Detecting natural selection by empirical comparison to random regions of the genome

TitleDetecting natural selection by empirical comparison to random regions of the genome
Publication TypeJournal Article
Year of Publication2009
AuthorsYu F, Keinan A, Chen H, Ferland RJ, Hill RS, Mignault AA, Walsh CA, Reich D
JournalHum. Mol. Genet.
KeywordsAdaptor Proteins, Computer Simulation, DNA, Forkhead Transcription Factors, G-Protein-Coupled, Gene Frequency, Genetic, Genome, Haplotypes, Human, Humans, Models, Nerve Tissue Proteins, Neurogenesis, Polymorphism, Receptors, Selection, Sequence Analysis, Signal Transducing, Single Nucleotide

Historical episodes of natural selection can skew the frequencies of genetic variants, leaving a signature that can persist for many tens or even hundreds of thousands of years. However, formal tests for selection based on allele frequency skew require strong assumptions about demographic history and mutation, which are rarely well understood. Here, we develop an empirical approach to test for signals of selection that compares patterns of genetic variation at a candidate locus with matched random regions of the genome collected in the same way. We apply this approach to four genes that have been implicated in syndromes of impaired neurological development, comparing the pattern of variation in our re-sequencing data with a large-scale, genomic data set that provides an empirical null distribution.

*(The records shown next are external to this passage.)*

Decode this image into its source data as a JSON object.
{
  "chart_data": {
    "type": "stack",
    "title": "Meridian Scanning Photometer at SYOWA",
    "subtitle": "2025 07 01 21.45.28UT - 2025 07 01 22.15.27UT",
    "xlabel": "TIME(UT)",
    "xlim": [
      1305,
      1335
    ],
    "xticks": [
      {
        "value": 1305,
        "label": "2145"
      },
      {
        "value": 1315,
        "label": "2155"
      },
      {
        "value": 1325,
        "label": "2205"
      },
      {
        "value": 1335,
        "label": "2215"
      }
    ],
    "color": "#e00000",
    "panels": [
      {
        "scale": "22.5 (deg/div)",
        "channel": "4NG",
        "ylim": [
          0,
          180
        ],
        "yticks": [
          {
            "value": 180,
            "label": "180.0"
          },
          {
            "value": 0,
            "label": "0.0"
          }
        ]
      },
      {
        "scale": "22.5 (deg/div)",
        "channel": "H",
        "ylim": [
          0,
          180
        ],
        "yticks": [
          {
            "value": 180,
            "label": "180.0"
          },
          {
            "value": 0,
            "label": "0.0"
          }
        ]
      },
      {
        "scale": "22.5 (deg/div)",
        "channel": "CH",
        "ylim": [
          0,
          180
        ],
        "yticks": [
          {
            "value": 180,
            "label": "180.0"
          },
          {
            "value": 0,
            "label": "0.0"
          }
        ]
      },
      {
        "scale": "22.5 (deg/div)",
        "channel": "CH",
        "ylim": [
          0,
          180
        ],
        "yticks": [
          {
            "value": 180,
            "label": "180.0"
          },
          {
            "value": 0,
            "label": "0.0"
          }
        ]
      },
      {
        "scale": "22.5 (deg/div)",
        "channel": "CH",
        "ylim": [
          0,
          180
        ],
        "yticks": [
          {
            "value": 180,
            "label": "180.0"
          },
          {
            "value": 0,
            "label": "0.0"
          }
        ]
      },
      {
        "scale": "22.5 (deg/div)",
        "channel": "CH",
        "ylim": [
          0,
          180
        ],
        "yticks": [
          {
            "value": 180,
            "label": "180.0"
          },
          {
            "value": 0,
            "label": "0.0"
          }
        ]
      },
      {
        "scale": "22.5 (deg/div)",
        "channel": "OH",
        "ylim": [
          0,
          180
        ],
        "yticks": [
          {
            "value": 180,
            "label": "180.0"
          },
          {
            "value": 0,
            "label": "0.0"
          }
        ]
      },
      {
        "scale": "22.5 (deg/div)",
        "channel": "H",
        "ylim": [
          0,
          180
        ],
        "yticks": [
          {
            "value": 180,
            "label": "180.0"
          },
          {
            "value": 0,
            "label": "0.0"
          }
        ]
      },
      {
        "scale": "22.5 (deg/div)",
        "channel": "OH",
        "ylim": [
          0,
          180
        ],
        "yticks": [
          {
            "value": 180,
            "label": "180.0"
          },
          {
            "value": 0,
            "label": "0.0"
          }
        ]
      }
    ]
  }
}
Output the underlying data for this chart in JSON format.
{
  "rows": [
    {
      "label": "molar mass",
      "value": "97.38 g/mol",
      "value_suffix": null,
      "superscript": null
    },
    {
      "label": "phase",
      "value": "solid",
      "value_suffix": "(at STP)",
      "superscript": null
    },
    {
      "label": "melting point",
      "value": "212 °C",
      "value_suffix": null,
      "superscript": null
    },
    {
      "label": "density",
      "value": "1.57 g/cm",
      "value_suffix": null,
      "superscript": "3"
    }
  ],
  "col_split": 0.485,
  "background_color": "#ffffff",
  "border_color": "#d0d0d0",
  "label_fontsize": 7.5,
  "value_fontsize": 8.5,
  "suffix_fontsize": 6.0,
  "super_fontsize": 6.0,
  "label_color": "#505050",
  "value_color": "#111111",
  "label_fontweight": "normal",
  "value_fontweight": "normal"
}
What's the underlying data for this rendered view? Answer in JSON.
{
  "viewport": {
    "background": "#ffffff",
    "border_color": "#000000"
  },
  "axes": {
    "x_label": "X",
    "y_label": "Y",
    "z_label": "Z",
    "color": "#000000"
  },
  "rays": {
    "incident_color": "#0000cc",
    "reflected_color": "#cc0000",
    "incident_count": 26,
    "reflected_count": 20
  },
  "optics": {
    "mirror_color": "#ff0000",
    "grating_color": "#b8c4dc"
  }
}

We confirm a previously reported signal at FOXP2, and find a novel signal of selection centered at AHI1, a gene that is involved in motor and behavior abnormalities. The locus is marked by many high frequency derived alleles in non-Africans that are of low frequency in Africans, suggesting that selection at this or a closely neighboring gene occurred in the ancestral population of non-Africans. Our study also provides a prototype for how empirical scans for ancient selection can be carried out once many genomes are sequenced.